AI-Huang / AdderNet-tf

TensorFlow implementation for paper "AdderNet: Do We Really Need Multiplications in Deep Learning?"
BSD 3-Clause "New" or "Revised" License
5 stars 0 forks source link

No convergence - Training AdderNet with Cifar10 #1

Open shl-shawn opened 1 year ago

shl-shawn commented 1 year ago

Hi Kan,

Thank you for your brilliant work for writing AdderNet in Tensorflow.

I learned from your codes that you have trained ResNet20-V1 and achieved 92.16% accuracy in Cifar10.

I tried to train the model with the following command, but found that it did not converge at all.
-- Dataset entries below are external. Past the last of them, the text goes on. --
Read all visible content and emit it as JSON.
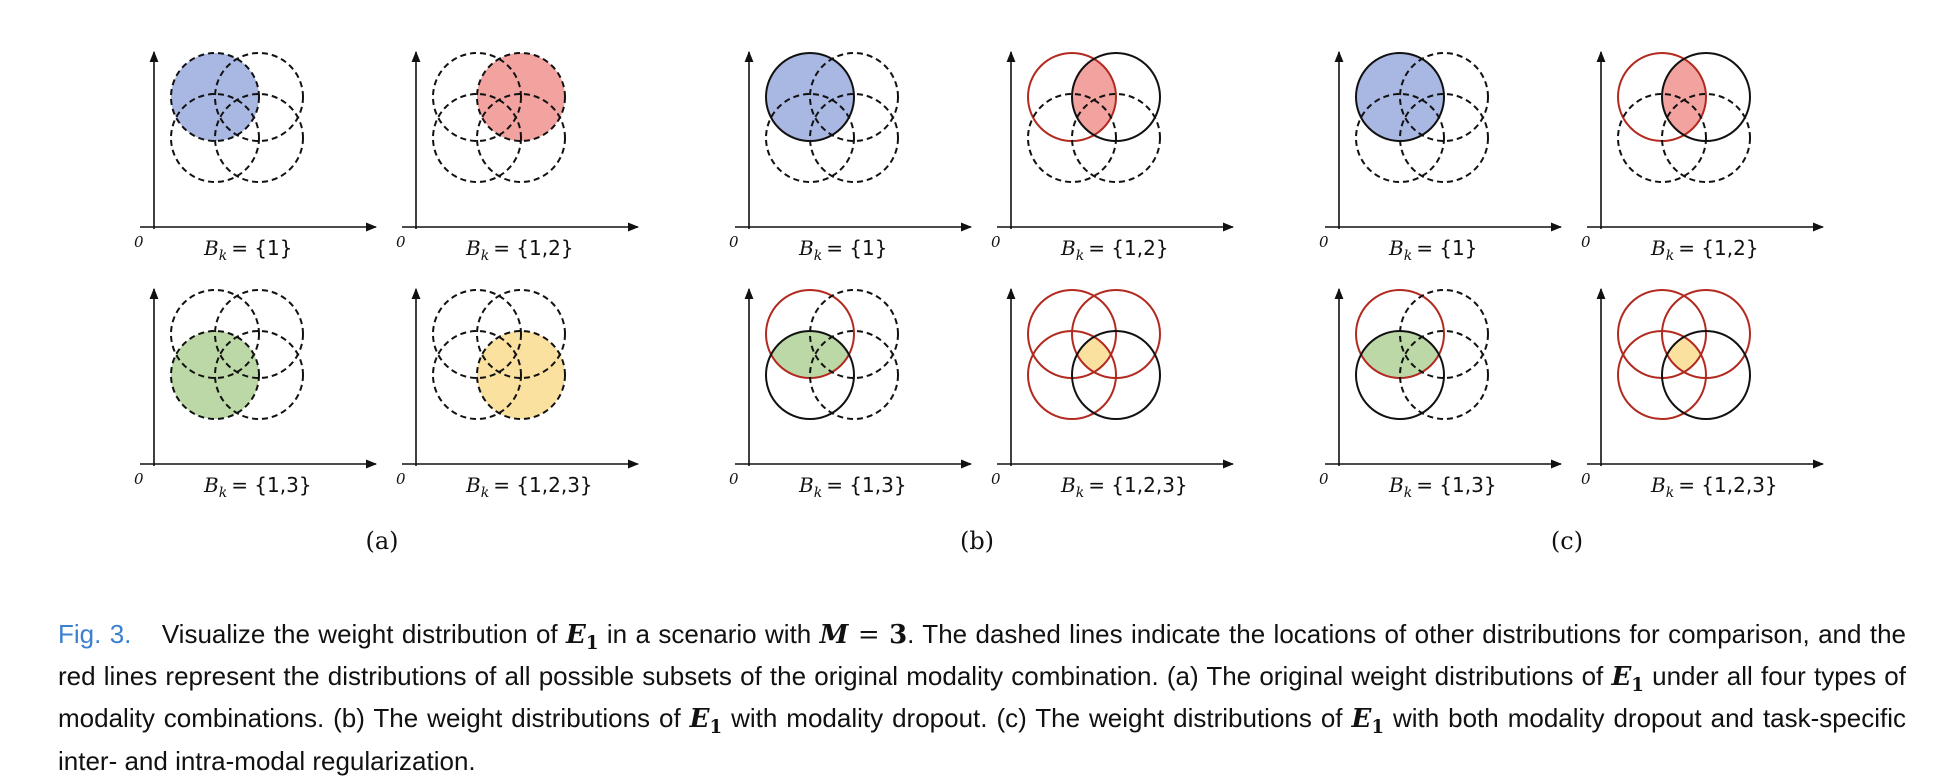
{
  "figure": {
    "origin_label": "0",
    "panels": [
      {
        "label": "(a)",
        "subplots": [
          {
            "set_var": "B",
            "set_sub": "k",
            "set_value": "= {1}",
            "fill_circle": 0,
            "fill_color": "#a9b8e3",
            "region": "full",
            "outlines": [
              "dashed",
              "dashed",
              "dashed",
              "dashed"
            ]
          },
          {
            "set_var": "B",
            "set_sub": "k",
            "set_value": "= {1,2}",
            "fill_circle": 1,
            "fill_color": "#f2a3a0",
            "region": "full",
            "outlines": [
              "dashed",
              "dashed",
              "dashed",
              "dashed"
            ]
          },
          {
            "set_var": "B",
            "set_sub": "k",
            "set_value": "= {1,3}",
            "fill_circle": 2,
            "fill_color": "#bcd8a6",
            "region": "full",
            "outlines": [
              "dashed",
              "dashed",
              "dashed",
              "dashed"
            ]
          },
          {
            "set_var": "B",
            "set_sub": "k",
            "set_value": "= {1,2,3}",
            "fill_circle": 3,
            "fill_color": "#fbe1a0",
            "region": "full",
            "outlines": [
              "dashed",
              "dashed",
              "dashed",
              "dashed"
            ]
          }
        ]
      },
      {
        "label": "(b)",
        "subplots": [
          {
            "set_var": "B",
            "set_sub": "k",
            "set_value": "= {1}",
            "fill_circle": 0,
            "fill_color": "#a9b8e3",
            "region": "full",
            "outlines": [
              "solid",
              "dashed",
              "dashed",
              "dashed"
            ]
          },
          {
            "set_var": "B",
            "set_sub": "k",
            "set_value": "= {1,2}",
            "fill_circle": 1,
            "fill_color": "#f2a3a0",
            "region": "intersect",
            "outlines": [
              "red",
              "solid",
              "dashed",
              "dashed"
            ]
          },
          {
            "set_var": "B",
            "set_sub": "k",
            "set_value": "= {1,3}",
            "fill_circle": 2,
            "fill_color": "#bcd8a6",
            "region": "intersect",
            "outlines": [
              "red",
              "dashed",
              "solid",
              "dashed"
            ]
          },
          {
            "set_var": "B",
            "set_sub": "k",
            "set_value": "= {1,2,3}",
            "fill_circle": 3,
            "fill_color": "#fbe1a0",
            "region": "intersect",
            "outlines": [
              "red",
              "red",
              "red",
              "solid"
            ]
          }
        ]
      },
      {
        "label": "(c)",
        "subplots": [
          {
            "set_var": "B",
            "set_sub": "k",
            "set_value": "= {1}",
            "fill_circle": 0,
            "fill_color": "#a9b8e3",
            "region": "full",
            "outlines": [
              "solid",
              "dashed",
              "dashed",
              "dashed"
            ]
          },
          {
            "set_var": "B",
            "set_sub": "k",
            "set_value": "= {1,2}",
            "fill_circle": 1,
            "fill_color": "#f2a3a0",
            "region": "intersect",
            "outlines": [
              "red",
              "solid",
              "dashed",
              "dashed"
            ]
          },
          {
            "set_var": "B",
            "set_sub": "k",
            "set_value": "= {1,3}",
            "fill_circle": 2,
            "fill_color": "#bcd8a6",
            "region": "intersect",
            "outlines": [
              "red",
              "dashed",
              "solid",
              "dashed"
            ]
          },
          {
            "set_var": "B",
            "set_sub": "k",
            "set_value": "= {1,2,3}",
            "fill_circle": 3,
            "fill_color": "#fbe1a0",
            "region": "intersect",
            "outlines": [
              "red",
              "red",
              "red",
              "solid"
            ]
          }
        ]
      }
    ],
    "colors": {
      "red_outline": "#b22a1f",
      "black_outline": "#111111"
    }
  },
  "caption": {
    "label": "Fig. 3.",
    "t1": "Visualize the weight distribution of",
    "e_var": "E",
    "e_sub": "1",
    "t2": "in a scenario with",
    "m_var": "M",
    "m_eq": " = ",
    "m_val": "3",
    "t3": ". The dashed lines indicate the locations of other distributions for comparison, and the red lines represent the distributions of all possible subsets of the original modality combination. (a) The original weight distributions of",
    "t4": "under all four types of modality combinations. (b) The weight distributions of",
    "t5": "with modality dropout. (c) The weight distributions of",
    "t6": "with both modality dropout and task-specific inter- and intra-modal regularization."
  }
}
The training loss and accuracy at 100 epoch are same as that of the first 5 epoch, whose screenshots are attached below.

python train_addernet_cifar10.py --data_preprocessing "subtract_pixel_mean" --lr_schedule "cifar10_scheduler" --dataset "cifar10" --use_addernet --data_preprocessing subtract_pixel_mean --epochs 300 --batch_size 64

I would be appreciate it if you could let me know what changes I should make.

Best Regard, Shawn

Epoch 1-5: 截屏2022-12-15 00 32 48

Epoch 100:

截屏2022-12-15 00 36 44

AI-Huang commented 1 year ago

Hi Shawn,

Thanks for your trial on my codes. Actually, pls check the README.md, which states that this code repository has NOT been tested yet.
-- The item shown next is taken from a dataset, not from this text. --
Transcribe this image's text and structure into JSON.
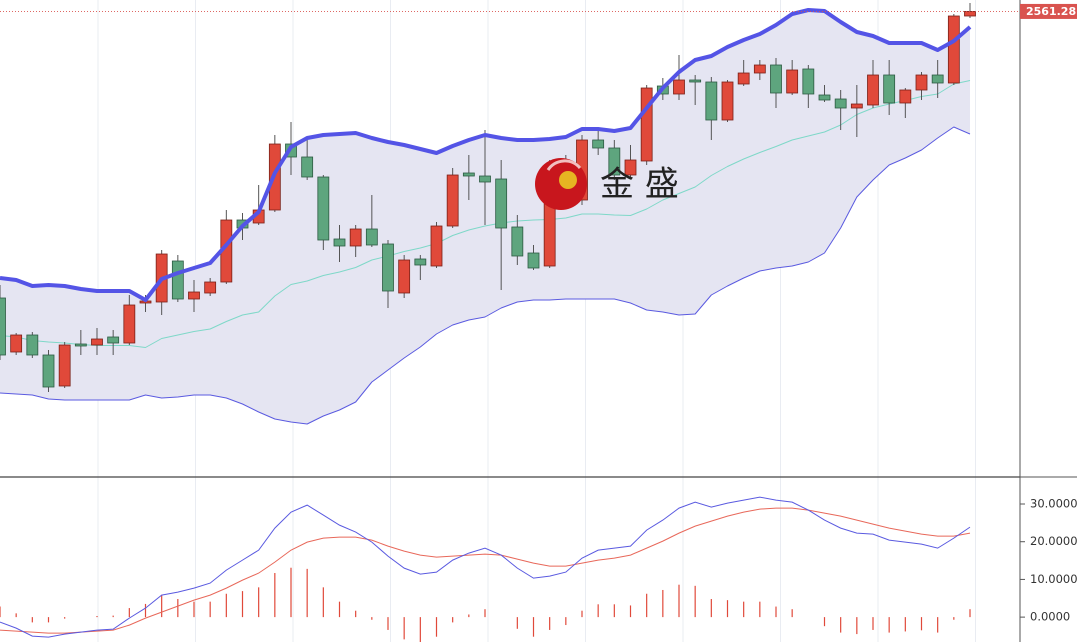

This also means your output results are the same as mine, which I haven't uploaded and I am still fixing on.

The reasons I guess for the model not getting convergence could be:

  1. TensorFlow's SGDW optimizer is not the same as PyTorch's SGD with momentum;
  2. My implementation of the Adder2D layer especially its gradient function has some bugs.

I'll try to figure out the problem when I have some time, thanks!